M15 – Separately Reimbursable Services May Be Billed as a Combined Service
The M15 RARC code indicates that services billed separately may be reimbursed only when submitted as a combined or comprehensive service. This Remittance Advice Remark Code (RARC) provides additional information about how the payer processed the claim and is typically reported alongside a Claim Adjustment Reason Code (CARC).
Providers should review both the associated CARC and payer billing guidelines before determining whether a corrected claim is appropriate.
Quick Facts
RARC Code
M15
Code Type
Remittance Advice Remark Code (RARC)
Category
Billing Requirement
Meaning
Services billed separately may only be reimbursed when submitted as a combined service.
Common Payers
Medicare, Medicaid, and Commercial Insurance
Next Step
Review payer billing guidelines and the associated CARC to determine whether the services should be billed together.
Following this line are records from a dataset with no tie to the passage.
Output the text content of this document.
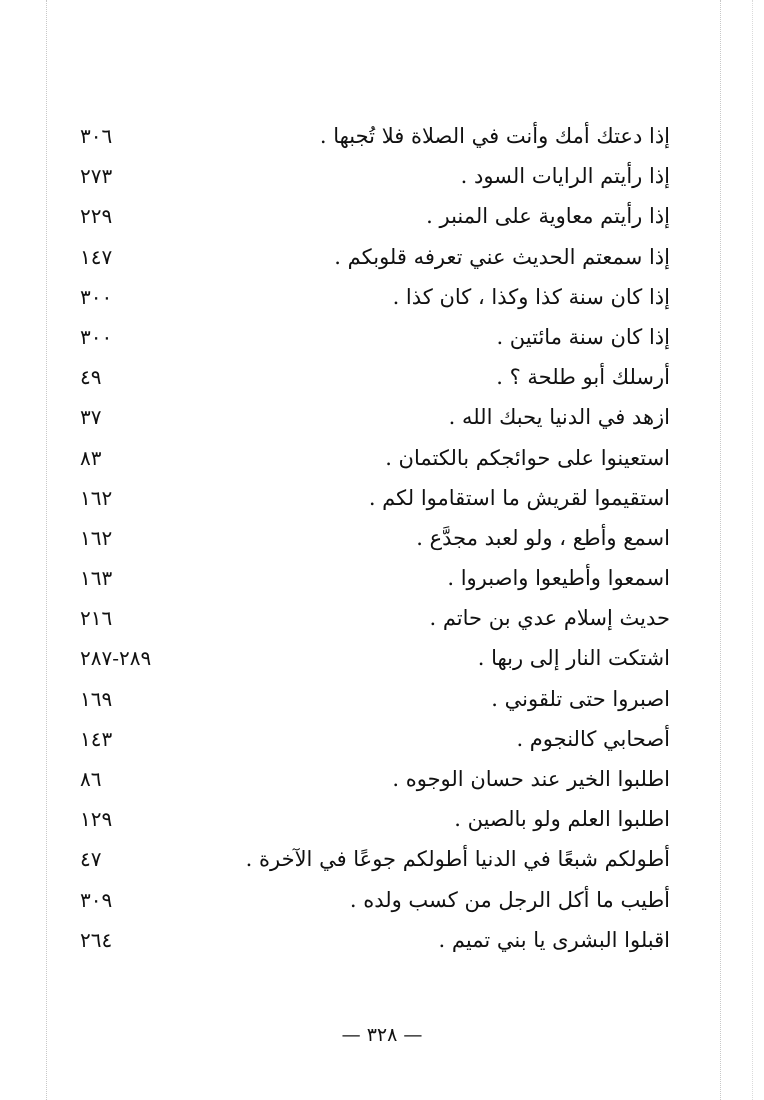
إذا دعتك أمك وأنت في الصلاة فلا تُجبها .
٣٠٦
إذا رأيتم الرايات السود .
٢٧٣
إذا رأيتم معاوية على المنبر .
٢٢٩
إذا سمعتم الحديث عني تعرفه قلوبكم .
١٤٧
إذا كان سنة كذا وكذا ، كان كذا .
٣٠٠
إذا كان سنة مائتين .
٣٠٠
أرسلك أبو طلحة ؟ .
٤٩
ازهد في الدنيا يحبك الله .
٣٧
استعينوا على حوائجكم بالكتمان .
٨٣
استقيموا لقريش ما استقاموا لكم .
١٦٢
اسمع وأطع ، ولو لعبد مجدَّع .
١٦٢
اسمعوا وأطيعوا واصبروا .
١٦٣
حديث إسلام عدي بن حاتم .
٢١٦
اشتكت النار إلى ربها .
٢٨٩-٢٨٧
اصبروا حتى تلقوني .
١٦٩
أصحابي كالنجوم .
١٤٣
اطلبوا الخير عند حسان الوجوه .
٨٦
اطلبوا العلم ولو بالصين .
١٢٩
أطولكم شبعًا في الدنيا أطولكم جوعًا في الآخرة .
٤٧
أطيب ما أكل الرجل من كسب ولده .
٣٠٩
اقبلوا البشرى يا بني تميم .
٢٦٤
— ٣٢٨ —
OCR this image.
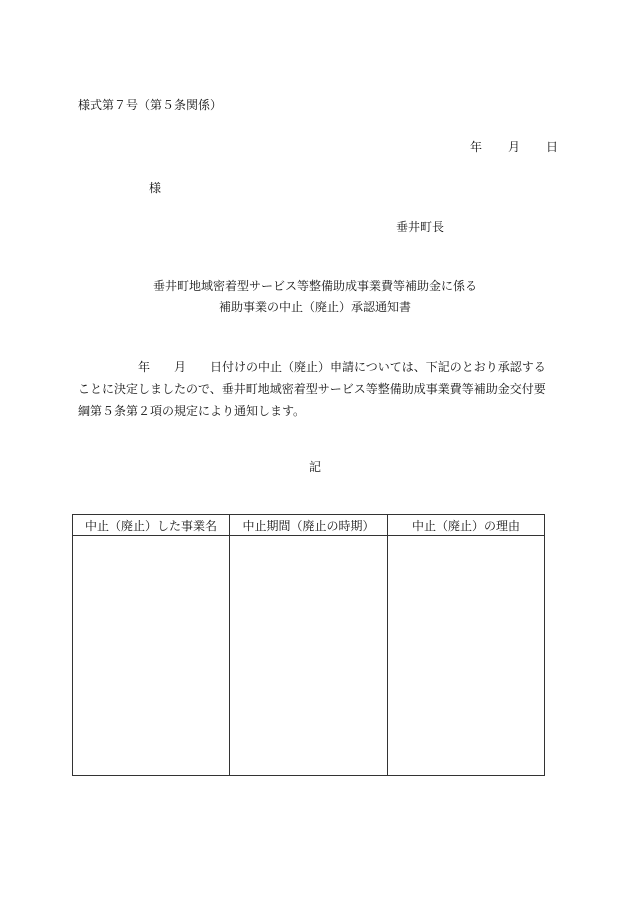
様式第７号（第５条関係）
年 月 日
様
垂井町長
垂井町地域密着型サービス等整備助成事業費等補助金に係る
補助事業の中止（廃止）承認通知書
年 月 日付けの中止（廃止）申請については、下記のとおり承認することに決定しましたので、垂井町地域密着型サービス等整備助成事業費等補助金交付要綱第５条第２項の規定により通知します。
記
中止（廃止）した事業名	中止期間（廃止の時期）	中止（廃止）の理由
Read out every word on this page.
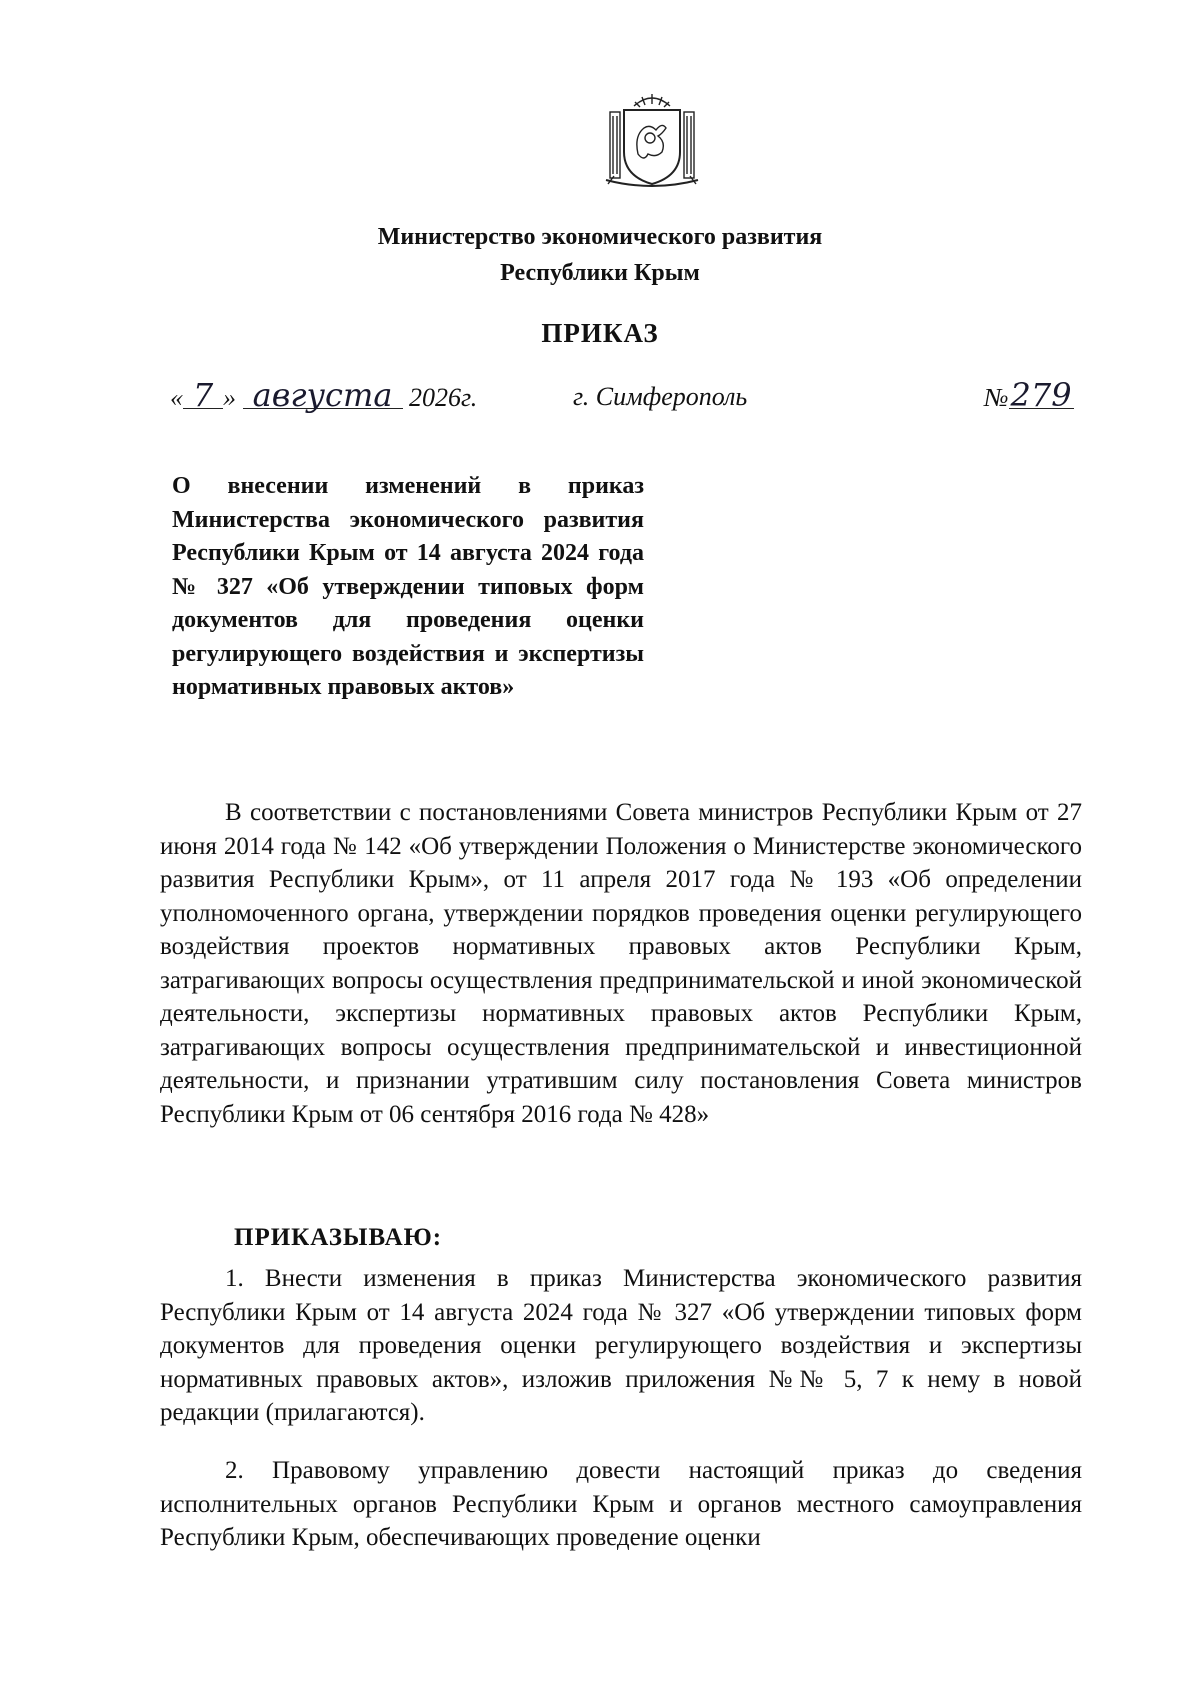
Министерство экономического развития
Республики Крым
ПРИКАЗ
« 7 » августа 2026г.	г. Симферополь	№279
О внесении изменений в приказ Министерства экономического развития Республики Крым от 14 августа 2024 года № 327 «Об утверждении типовых форм документов для проведения оценки регулирующего воздействия и экспертизы нормативных правовых актов»
В соответствии с постановлениями Совета министров Республики Крым от 27 июня 2014 года № 142 «Об утверждении Положения о Министерстве экономического развития Республики Крым», от 11 апреля 2017 года № 193 «Об определении уполномоченного органа, утверждении порядков проведения оценки регулирующего воздействия проектов нормативных правовых актов Республики Крым, затрагивающих вопросы осуществления предпринимательской и иной экономической деятельности, экспертизы нормативных правовых актов Республики Крым, затрагивающих вопросы осуществления предпринимательской и инвестиционной деятельности, и признании утратившим силу постановления Совета министров Республики Крым от 06 сентября 2016 года № 428»
ПРИКАЗЫВАЮ:
1. Внести изменения в приказ Министерства экономического развития Республики Крым от 14 августа 2024 года № 327 «Об утверждении типовых форм документов для проведения оценки регулирующего воздействия и экспертизы нормативных правовых актов», изложив приложения №№ 5, 7 к нему в новой редакции (прилагаются).
2. Правовому управлению довести настоящий приказ до сведения исполнительных органов Республики Крым и органов местного самоуправления Республики Крым, обеспечивающих проведение оценки
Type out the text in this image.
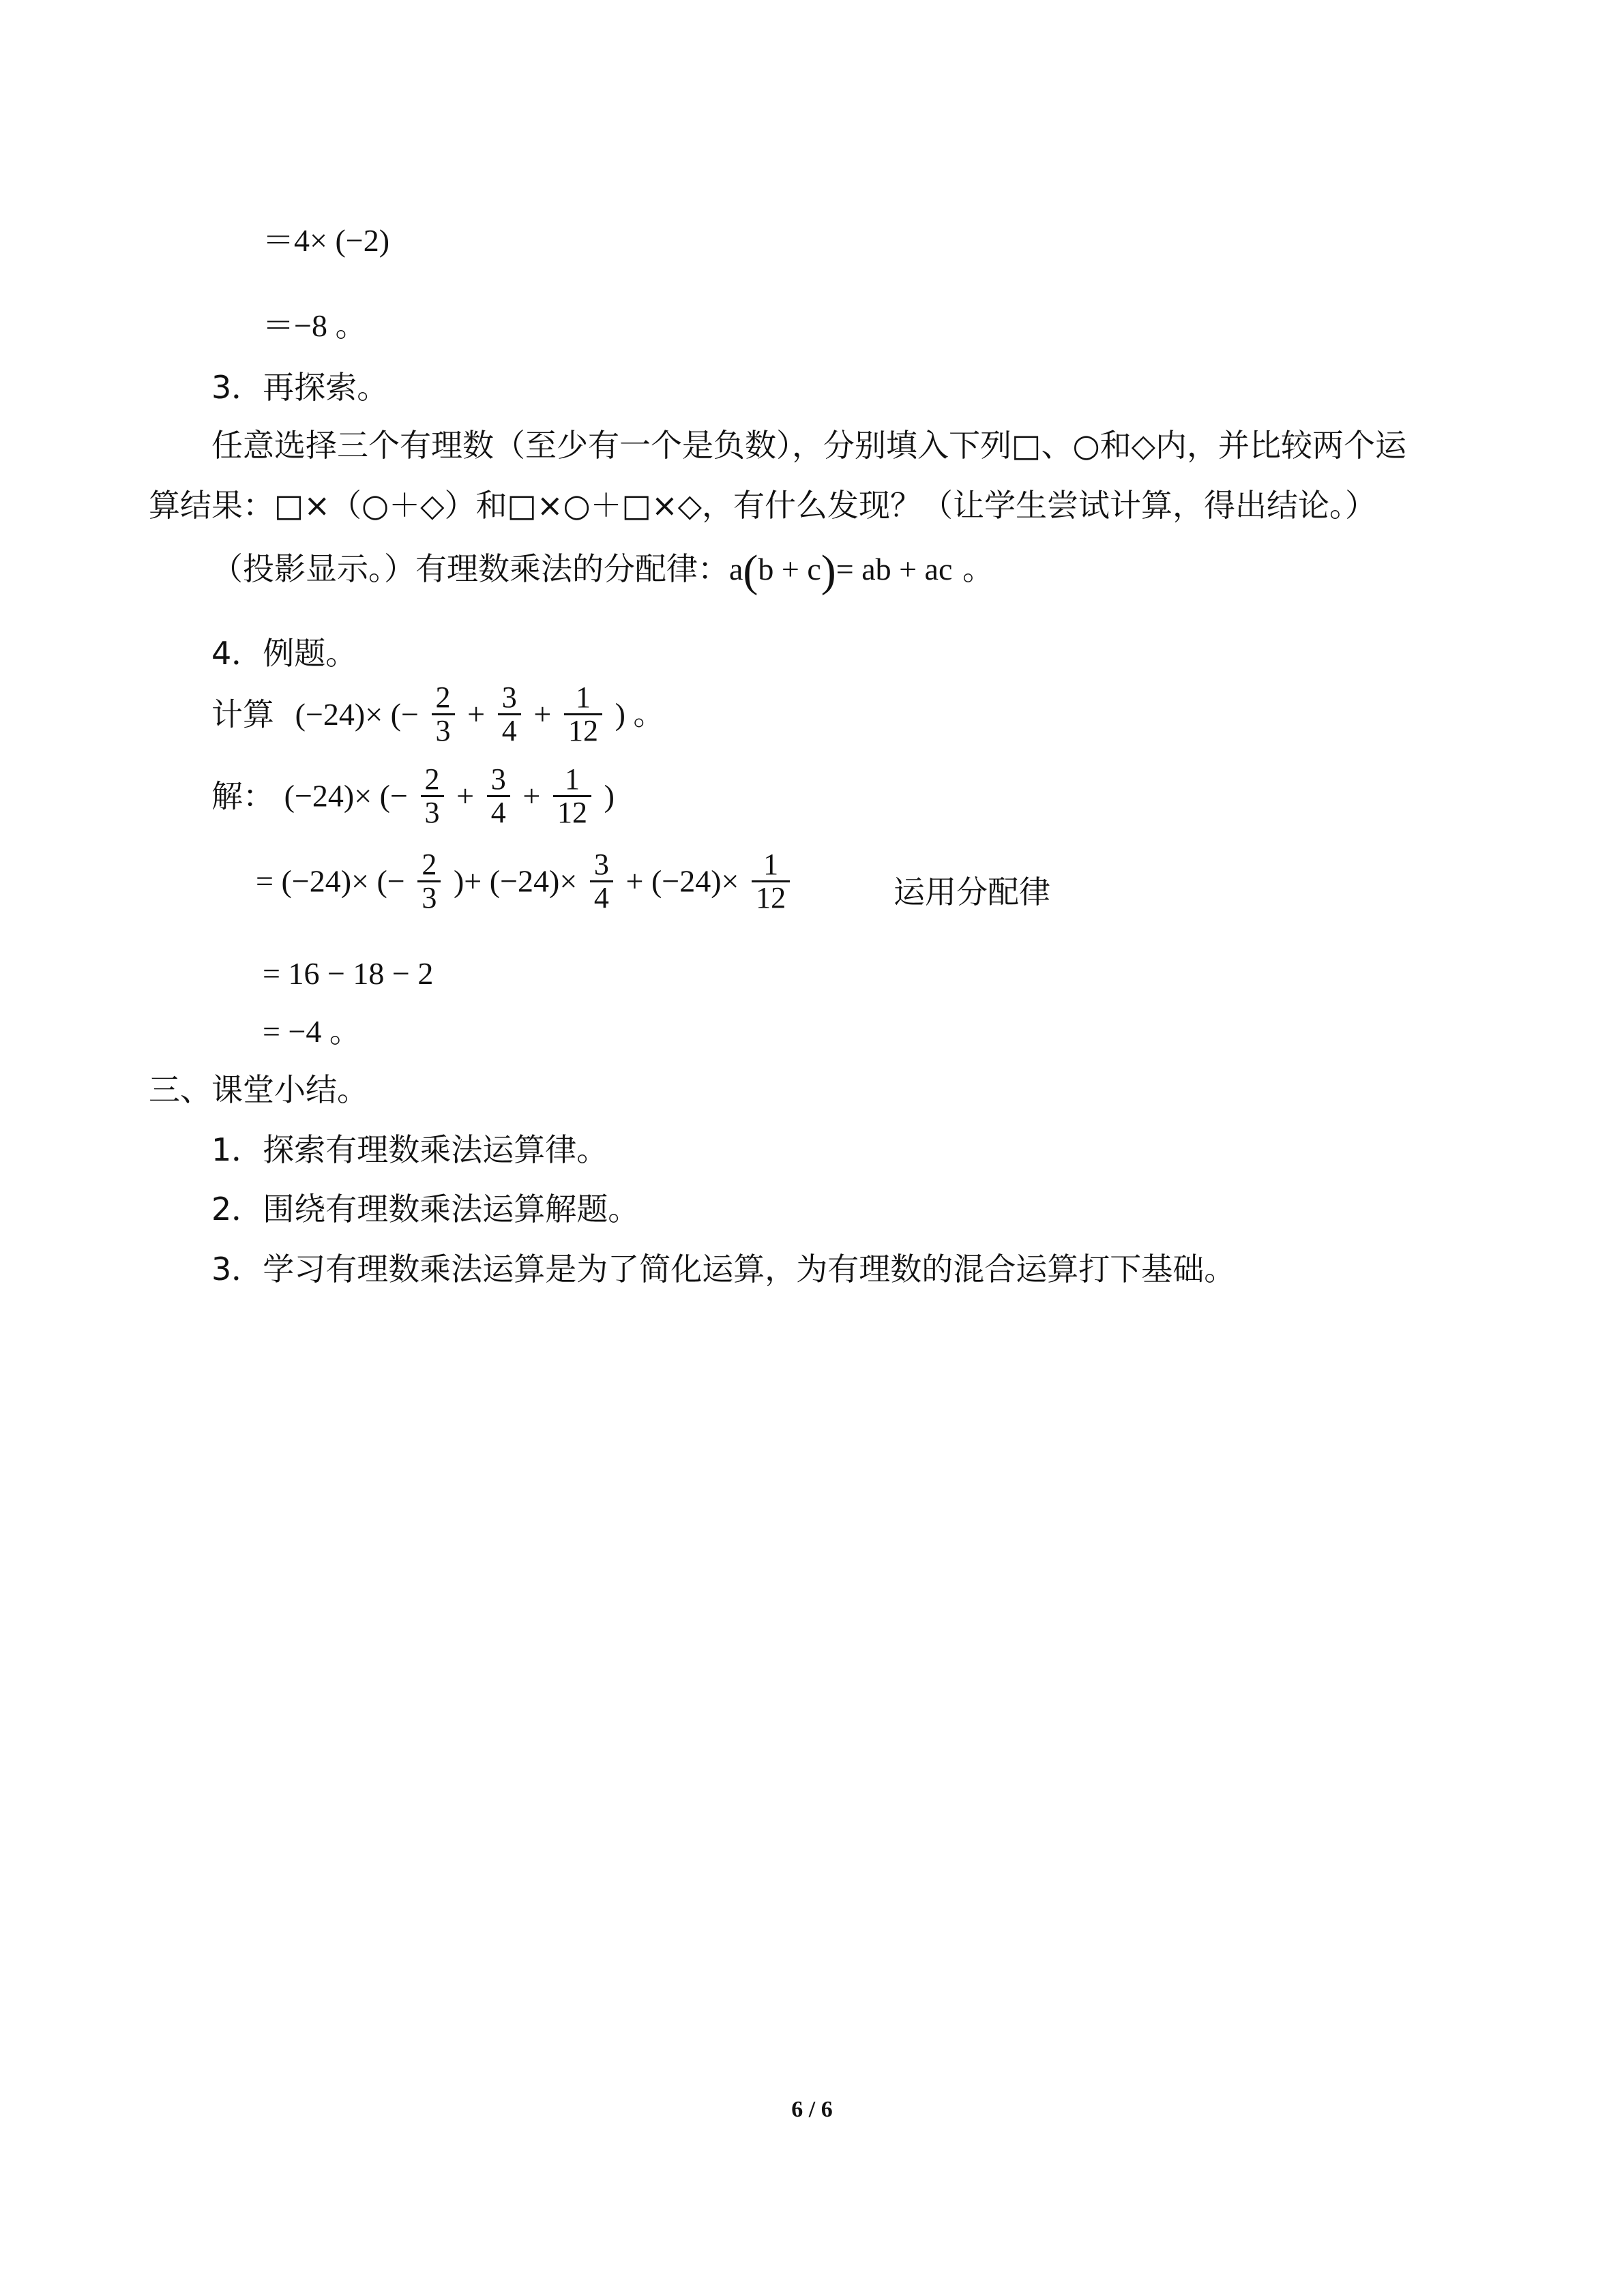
＝4× (−2)
＝−8 。
3．再探索。
任意选择三个有理数（至少有一个是负数），分别填入下列□、○和◇内，并比较两个运
算结果：□×（○＋◇）和□×○＋□×◇，有什么发现？（让学生尝试计算，得出结论。）
（投影显示。）有理数乘法的分配律：a(b + c)= ab + ac 。
4．例题。
计算 (−24)× (− $\frac{2}{3} + \frac{3}{4} + \frac{1}{12}$ ) 。
解： (−24)× (− $\frac{2}{3} + \frac{3}{4} + \frac{1}{12}$ )
= (−24)× (− $\frac{2}{3}$ )+ $(-24)\times \frac{3}{4} + (-24)\times \frac{1}{12}$	运用分配律
= 16 − 18 − 2
= −4 。
三、课堂小结。
1．探索有理数乘法运算律。
2．围绕有理数乘法运算解题。
3．学习有理数乘法运算是为了简化运算，为有理数的混合运算打下基础。
6 / 6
What Does the M15 RARC Code Mean?
The M15 RARC code informs providers that the services submitted separately are eligible for reimbursement only when billed as a single comprehensive service.
Rather than identifying the primary reason for the adjustment, the remark code provides additional clarification regarding the payer's billing requirements.
Providers should review coding guidance to determine whether the claim should be corrected and resubmitted.
Common Causes
Providers may receive the M15 RARC code when:
Related procedures are billed separately instead of together.
Payer billing policies require a comprehensive service code.
Coding guidelines require combined reporting.
Services are submitted using individual CPT codes rather than the appropriate bundled code.
Billing does not follow payer reimbursement rules.
Reviewing the associated CARC helps explain the primary payment adjustment.
How To Resolve the M15 RARC Code
If you receive the M15 remark code:
Review the associated CARC.
Compare the billed CPT codes with payer billing guidelines.
Determine whether a comprehensive procedure code should have been reported.
Review supporting documentation.
Submit a corrected claim if appropriate.
Providers should not automatically appeal the adjustment without first confirming the payer's billing requirements.
Common Billing Mistakes
Common issues associated with the M15 RARC code include:
Billing related procedures separately.
Using incorrect CPT codes.
Overlooking payer billing policies.
Failing to review the associated CARC.
Submitting corrected claims without verifying coding requirements.
Following payer billing guidelines helps reduce unnecessary claim corrections.
Frequently Asked Questions
What is the M15 RARC code?
The M15 RARC code indicates that services billed separately may only be reimbursed when submitted as a combined service.
Is M15 a denial code?
No. M15 is a Remittance Advice Remark Code (RARC) that provides additional information about a payment adjustment. It is usually reported with a Claim Adjustment Reason Code (CARC).
Should providers submit a corrected claim?
It depends. Providers should review payer billing guidelines and the associated CARC before determining whether the claim should be corrected.
Does M15 always require an appeal?
No. Many M15 adjustments are processed according to payer billing policies and do not require an appeal.
Related RARC Codes
You may also encounter:
MA130 RARC Code
N30 RARC Code
N290 RARC Code
Quick Summary
The M15 RARC code indicates that services billed separately may only be reimbursed when reported as a combined service. Providers should review the associated CARC, payer billing guidelines, and coding requirements before submitting a corrected claim or appeal.